Face aux critiques croissantes, les défenseurs du sionisme se sont adaptés aux sensibilités d’aujourd’hui et ont commencé à affirmer qu’il s’agirait juste de l’autodétermination juive, ni plus ni moins. Cela signifie simplement que le peuple juif mérite de prendre en main son propre destin par le biais d’un État. De plus, suggérer que le sionisme est un colonialisme est en soi antisémite, car cela nie le droit du peuple juif à l’autodétermination. En fait, certains vont jusqu’à affirmer que le sionisme est une décolonisation et qu’il s’agit d’un mouvement de défense des droits des autochtones.

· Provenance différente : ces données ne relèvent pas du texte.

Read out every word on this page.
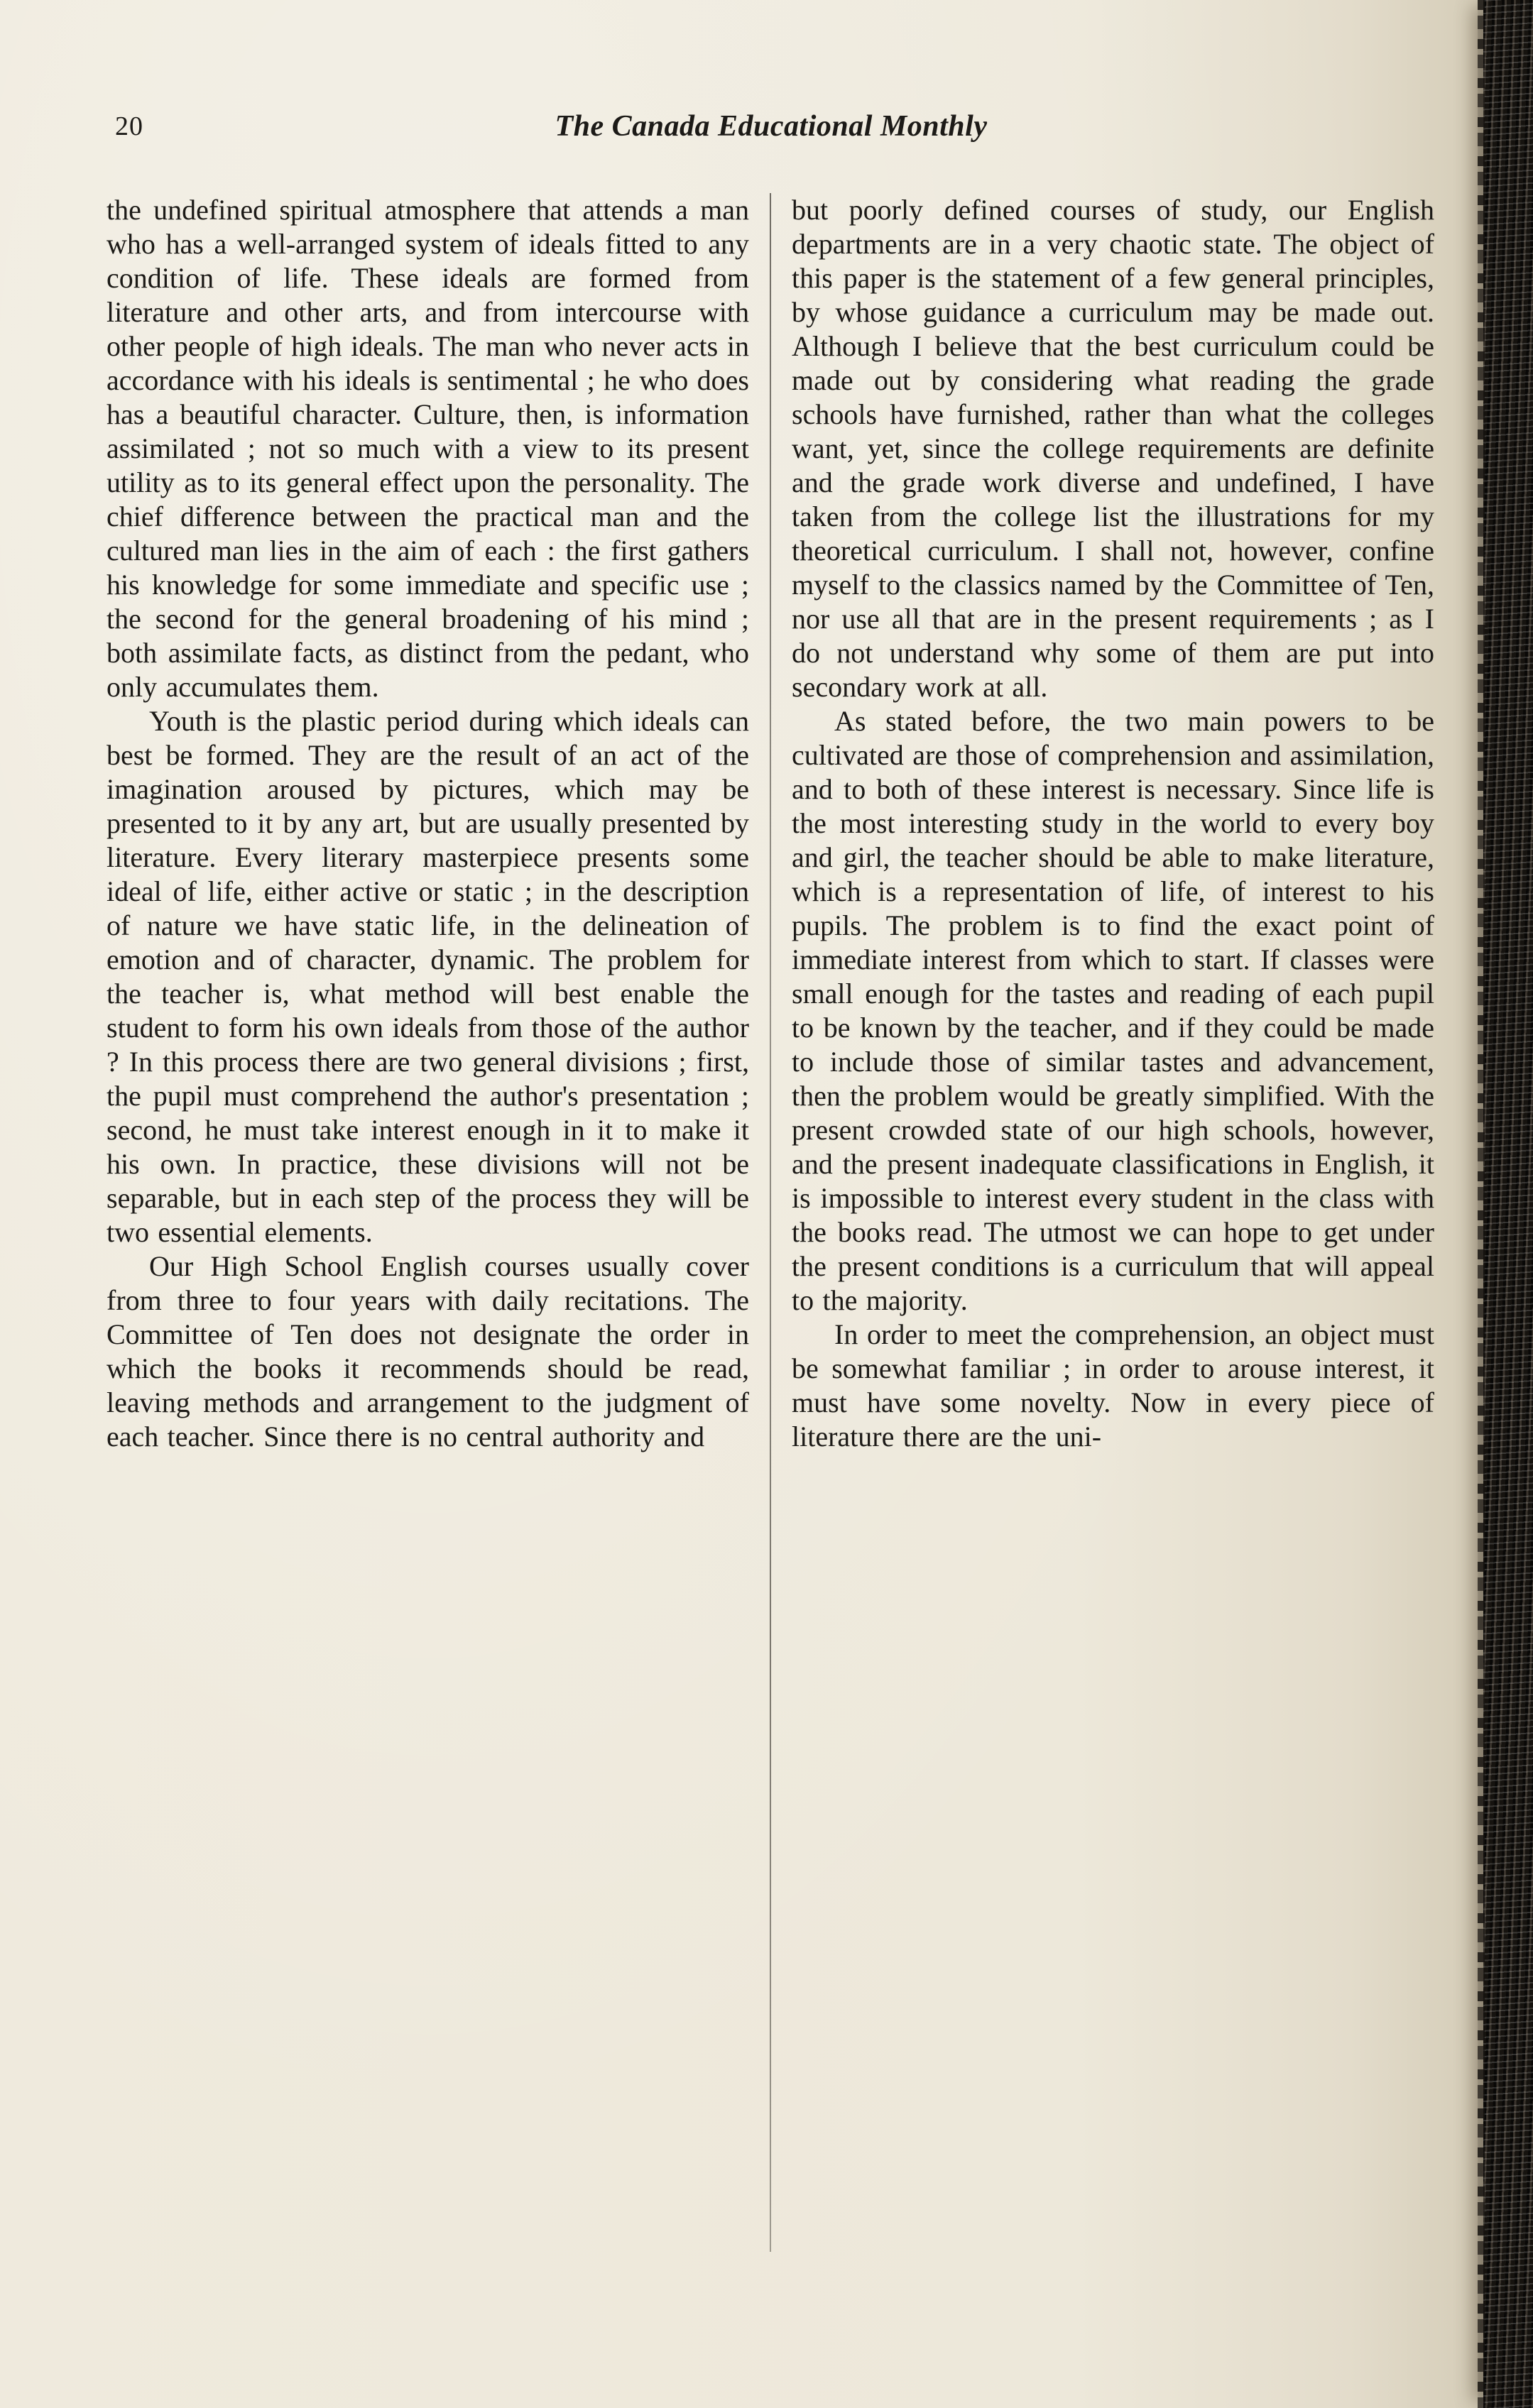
20	The Canada Educational Monthly

the undefined spiritual atmosphere that attends a man who has a well-arranged system of ideals fitted to any condition of life. These ideals are formed from literature and other arts, and from intercourse with other people of high ideals. The man who never acts in accordance with his ideals is sentimental ; he who does has a beautiful character. Culture, then, is information assimilated ; not so much with a view to its present utility as to its general effect upon the personality. The chief difference between the practical man and the cultured man lies in the aim of each : the first gathers his knowledge for some immediate and specific use ; the second for the general broadening of his mind ; both assimilate facts, as distinct from the pedant, who only accumulates them.

Youth is the plastic period during which ideals can best be formed. They are the result of an act of the imagination aroused by pictures, which may be presented to it by any art, but are usually presented by literature. Every literary masterpiece presents some ideal of life, either active or static ; in the description of nature we have static life, in the delineation of emotion and of character, dynamic. The problem for the teacher is, what method will best enable the student to form his own ideals from those of the author ? In this process there are two general divisions ; first, the pupil must comprehend the author's presentation ; second, he must take interest enough in it to make it his own. In practice, these divisions will not be separable, but in each step of the process they will be two essential elements.

Our High School English courses usually cover from three to four years with daily recitations. The Committee of Ten does not designate the order in which the books it recommends should be read, leaving methods and arrangement to the judgment of each teacher. Since there is no central authority and

but poorly defined courses of study, our English departments are in a very chaotic state. The object of this paper is the statement of a few general principles, by whose guidance a curriculum may be made out. Although I believe that the best curriculum could be made out by considering what reading the grade schools have furnished, rather than what the colleges want, yet, since the college requirements are definite and the grade work diverse and undefined, I have taken from the college list the illustrations for my theoretical curriculum. I shall not, however, confine myself to the classics named by the Committee of Ten, nor use all that are in the present requirements ; as I do not understand why some of them are put into secondary work at all.

As stated before, the two main powers to be cultivated are those of comprehension and assimilation, and to both of these interest is necessary. Since life is the most interesting study in the world to every boy and girl, the teacher should be able to make literature, which is a representation of life, of interest to his pupils. The problem is to find the exact point of immediate interest from which to start. If classes were small enough for the tastes and reading of each pupil to be known by the teacher, and if they could be made to include those of similar tastes and advancement, then the problem would be greatly simplified. With the present crowded state of our high schools, however, and the present inadequate classifications in English, it is impossible to interest every student in the class with the books read. The utmost we can hope to get under the present conditions is a curriculum that will appeal to the majority.

In order to meet the comprehension, an object must be somewhat familiar ; in order to arouse interest, it must have some novelty. Now in every piece of literature there are the uni-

La récente montée en puissance d’une compréhension déformée et superficielle de la politique identitaire aux États-Unis a été une aubaine pour ce type d’argument. Soudain, le sionisme est détaché de son histoire matérielle et présenté comme faisant partie intégrante d’une identité. C’est particulièrement populaire en Occident où les jeunes sionistes, qui ont été élevés dans la propagande et les mythes de cet « extraordinaire » projet sioniste, en viennent à le considérer comme inséparable d’eux-mêmes. Nous voyons ici la déformation cynique du langage de la justice sociale pour déclarer que seuls les sionistes peuvent définir ce qu’est le sionisme — comme s’il s’agissait d’un phénomène subjectif, sans réalité matérielle, sans fondateurs, sans histoire et sans effets — et que c’est une attaque contre le peuple juif que de le qualifier de colonial.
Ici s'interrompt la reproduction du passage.